Campaign for ‘first-world parliament’

May 07, 2011 10:07 am | Updated November 17, 2021 01:14 am IST - Singapore

A campaign poster with Singapore's Prime Minister Lee Hsien Loong is put up around the city state Wednesday April 27, 2011 in Singapore. Singapore opposition parties will contest the most parliamentary seats since independence in 1965 in general elections next week, officials said Wednesday. The ruling People's Action Party PAP has dominated Singapore politics for more than five decades, but opposition leaders hope to exploit voter discontent over soaring housing prices, a surge in foreign workers, and rising income inequality. (AP Photo/Wong Maye-E)

A campaign poster with Singapore's Prime Minister Lee Hsien Loong is put up around the city state Wednesday April 27, 2011 in Singapore. Singapore opposition parties will contest the most parliamentary seats since independence in 1965 in general elections next week, officials said Wednesday. The ruling People's Action Party PAP has dominated Singapore politics for more than five decades, but opposition leaders hope to exploit voter discontent over soaring housing prices, a surge in foreign workers, and rising income inequality. (AP Photo/Wong Maye-E)

Unusually competitive political campaigns have set the stage for Saturday’s general election in Singapore.

Several opposition parties, with no name-recognition until recently, have come together – not in a coalition with an agreed prime ministerial candidate but as friends in what they see as foul political weather. Not amused by this, the long-governing People’s Action Party (PAP) has vowed to retain power with whatever it might take under the rule book.

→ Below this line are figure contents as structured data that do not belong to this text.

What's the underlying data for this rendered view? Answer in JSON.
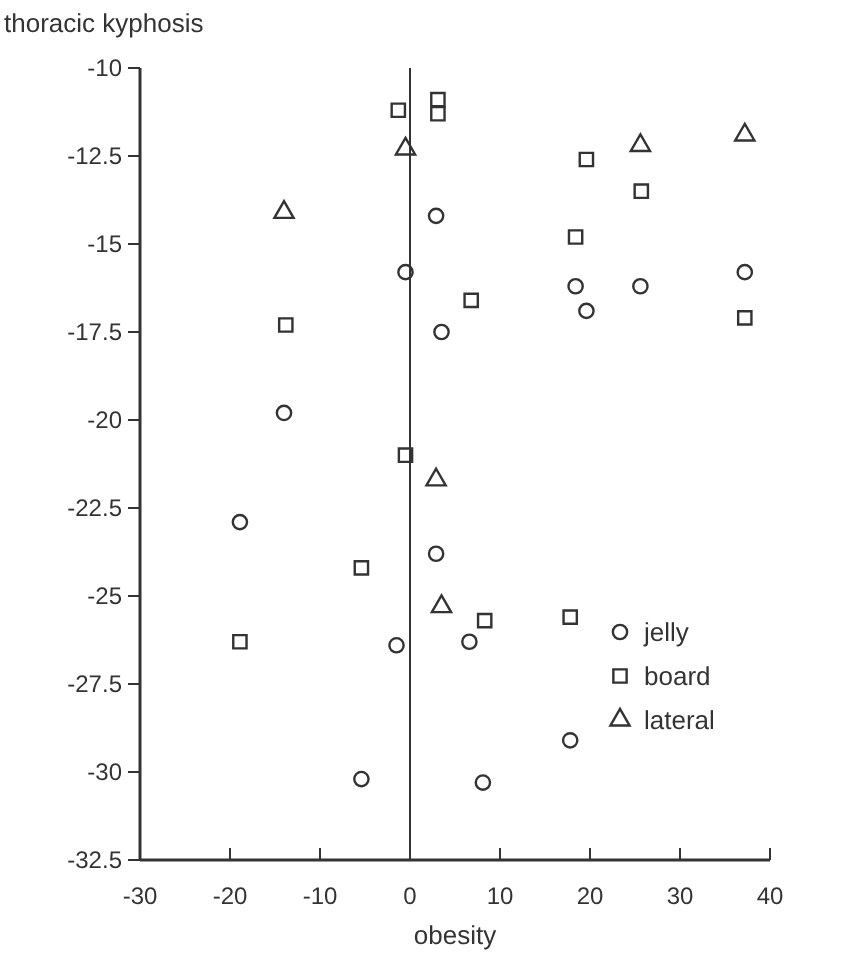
{
  "chart_data": {
    "type": "scatter",
    "xlabel": "obesity",
    "ylabel": "thoracic kyphosis",
    "xlim": [
      -30,
      40
    ],
    "xticks": [
      -30,
      -20,
      -10,
      0,
      10,
      20,
      30,
      40
    ],
    "ylim": [
      -32.5,
      -10
    ],
    "yticks": [
      -32.5,
      -30,
      -27.5,
      -25,
      -22.5,
      -20,
      -17.5,
      -15,
      -12.5,
      -10
    ],
    "grid": false,
    "legend": "bottom right",
    "ref_lines": [
      {
        "axis": "x",
        "value": 0,
        "color": "#333333"
      }
    ],
    "series": [
      {
        "name": "jelly",
        "color": "#333333",
        "marker": "circle",
        "x": [
          -14,
          -0.5,
          2.9,
          3.5,
          18.4,
          19.6,
          25.6,
          37.2,
          -18.9,
          -1.5,
          -5.4,
          2.9,
          6.6,
          17.8,
          8.1
        ],
        "values": [
          -19.8,
          -15.8,
          -14.2,
          -17.5,
          -16.2,
          -16.9,
          -16.2,
          -15.8,
          -22.9,
          -26.4,
          -30.2,
          -23.8,
          -26.3,
          -29.1,
          -30.3
        ]
      },
      {
        "name": "board",
        "color": "#333333",
        "marker": "square",
        "x": [
          -1.3,
          3.1,
          3.1,
          19.6,
          25.7,
          18.4,
          6.8,
          37.2,
          -13.8,
          -0.5,
          -5.4,
          -18.9,
          8.3,
          17.8
        ],
        "values": [
          -11.2,
          -10.9,
          -11.3,
          -12.6,
          -13.5,
          -14.8,
          -16.6,
          -17.1,
          -17.3,
          -21,
          -24.2,
          -26.3,
          -25.7,
          -25.6
        ]
      },
      {
        "name": "lateral",
        "color": "#333333",
        "marker": "triangle",
        "x": [
          -0.5,
          -14,
          25.6,
          37.2,
          2.9,
          3.5
        ],
        "values": [
          -12.3,
          -14.1,
          -12.2,
          -11.9,
          -21.7,
          -25.3
        ]
      }
    ]
  }
}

There is straight contest for 81 of the 87 seats at stake. And, the new climate of political debate brought the 2011 campaign trail to life. Opposition groups, with the Workers’ Party serving as the informal leader, urged the people to help create “a first-world parliament.” Decoded, the message was that Singapore, with no “alternative voices” in its parliament so far, was not “a first-world country.”

An assertive comment by Lee Kuan Yew, Singapore’s Minister Mentor (MM), caused a delicate stir during the campaign. He said: “If Aljunied [Group Representation Constituency] decides to go that way [in opposition’s favour], well, Aljunied has five years to live and repent.”

The comment was magnified under the opposition’s political prism. This eventually prompted Foreign Minister George Yeo, leader of the PAP slate in Aljunied, to do some plain-speaking of his own. “When M.M. said, ‘You’ll have to repent,’ this created greater anger, greater resentment in many people …. We must recognise that there is widespread unhappiness about the government. … We must not allow the emotions [of the people] to be all bottled up. We need to transform the PAP,” said Mr. Yeo.

The PAP had often projected itself as the sole political party for prime time. And, the opposition’s campaign was aimed at eclipsing this image.